Admittedly, it’s not going to be easy to correct these patterns quickly. If you’re in a heated argument, sometimes your emotions get the best of you. When you’re too angry or frustrated, your emotions can eat you up. Try these tricks, however, to prevent blowing the argument (and your relationship) down the hole.

  1. Bite your tongue if you feel you’re about to blurt out a criticism. Counting 1 to 10 is an effective anger management tactic for any tense situation.
  2. Learn how to listen to your partner and acknowledge his or her feelings. This takes maturity and owning up to your own faults as well.
  3. Evaluate why you’re annoyed with your partner. Discover what you really want to achieve if you raise an issue with him or her. When an argument rises, avoid attacking as this will only make your partner defensive.
  4. Drop the pride and be open to communicating. You’re mad, and that’s understandable, but you will still be in the same place you were before the argument unless you talk it over with your partner.
  5. Embrace the art of compromise. Focus on coming up with solutions instead of each other’s faults.
  6. Stop digging up past issues just to drive a point. You’re only going to send the argument off course. Focus on what’s bothering you at present and fix that.
  7. Take a moment to introspect and figure out why you’re trying to control the argument. Dominance means you want to make the decisions alone but that’s not going to be healthy for the relationship. Again, your goal should be to make love, not war.

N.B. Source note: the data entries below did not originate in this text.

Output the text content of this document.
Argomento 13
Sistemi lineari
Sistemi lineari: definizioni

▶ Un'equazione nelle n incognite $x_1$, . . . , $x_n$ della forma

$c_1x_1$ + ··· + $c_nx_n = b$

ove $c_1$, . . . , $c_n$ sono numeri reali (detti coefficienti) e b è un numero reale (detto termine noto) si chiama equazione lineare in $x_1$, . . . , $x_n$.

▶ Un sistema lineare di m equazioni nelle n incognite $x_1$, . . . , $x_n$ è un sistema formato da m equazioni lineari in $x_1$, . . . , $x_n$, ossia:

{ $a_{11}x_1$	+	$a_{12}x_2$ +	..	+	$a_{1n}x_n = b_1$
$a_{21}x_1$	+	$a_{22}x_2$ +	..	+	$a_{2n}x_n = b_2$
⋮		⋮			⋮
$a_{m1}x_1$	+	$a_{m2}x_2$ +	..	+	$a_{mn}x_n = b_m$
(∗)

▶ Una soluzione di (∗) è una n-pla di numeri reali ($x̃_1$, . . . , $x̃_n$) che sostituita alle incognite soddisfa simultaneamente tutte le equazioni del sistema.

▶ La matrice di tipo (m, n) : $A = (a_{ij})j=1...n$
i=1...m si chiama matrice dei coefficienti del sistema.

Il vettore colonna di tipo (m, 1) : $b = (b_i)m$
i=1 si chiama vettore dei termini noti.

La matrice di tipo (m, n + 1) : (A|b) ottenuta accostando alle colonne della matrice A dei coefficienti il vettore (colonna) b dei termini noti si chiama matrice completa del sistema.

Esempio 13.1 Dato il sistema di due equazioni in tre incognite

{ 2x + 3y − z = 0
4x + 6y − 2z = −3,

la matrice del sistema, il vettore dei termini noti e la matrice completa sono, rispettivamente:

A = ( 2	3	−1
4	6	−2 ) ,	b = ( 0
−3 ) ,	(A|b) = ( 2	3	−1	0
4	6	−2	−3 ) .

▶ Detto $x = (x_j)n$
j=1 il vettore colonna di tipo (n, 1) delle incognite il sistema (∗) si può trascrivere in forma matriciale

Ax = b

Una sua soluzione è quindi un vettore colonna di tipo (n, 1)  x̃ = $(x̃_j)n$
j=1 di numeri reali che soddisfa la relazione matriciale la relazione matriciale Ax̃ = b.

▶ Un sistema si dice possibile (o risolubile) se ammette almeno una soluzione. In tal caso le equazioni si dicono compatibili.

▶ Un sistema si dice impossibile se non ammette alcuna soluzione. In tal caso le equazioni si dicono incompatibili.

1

3. Establish some rules of engagement.

If you’re serious about fixing conflicts, then agree to some grounds when you argue. When you have better days, sit down and talk about these ground rules. For instance, agree to eliminate yelling, mocking, intimidation, and hostility in a fight. Of course, remember that physical violence is never OK.

4. Don’t sweat the small stuff.

You will agree that this is not the first time you’ve read that quote! Relationship experts keep emphasizing this because the reality is living in harmony with someone can be frustrating. So many couples forget to let go of the small stuff and end up in much bigger problems than they anticipated. Realize that no relationship is perfect. Importantly, no partner is perfect. If you let their little quirks and habits drive you crazy, your relationship will lose the spark it once had. Instead of sweating the small stuff, focus on your partner’s positive traits and remember the reason why you’re in this relationship together!

5. Stop figuring out who’s right.

An argument is not a contest. You have fights because you have differences, not because one is right and the other is wrong. If you approach a fight to establish that your way is the correct opinion or behavior, you might not resolve anything.

difficult times in relationships

6. Lower your expectations of each other.

This is not about lowering your standards in the relationship. It’s about setting expectations that won’t leave you disappointed or frustrated. If the idea is to make love and not war, it makes sense that a couple should understand their boundaries. You should never assume your partner should know what you want or that he/she gets your point about an issue that’s bugging you. If you openly and humbly communicate with your partner about the issue, you might be surprised to find out that you weren’t on the same page.

7. Aim for harmony, always.

Your goal is to live in peace with your partner, so strive to make a positive environment where you stay connected and still “into” each other. Begin by embracing positive thoughts about your relationship. Think about what makes you grateful for being with your partner. Channel those positive thoughts into actions, too.

Final thoughts

Relationship conflicts are distressing enough but if your focus is to make love (and not war), disagreements can be opportunities for growth that could strengthen your bond and bring you closer to each other.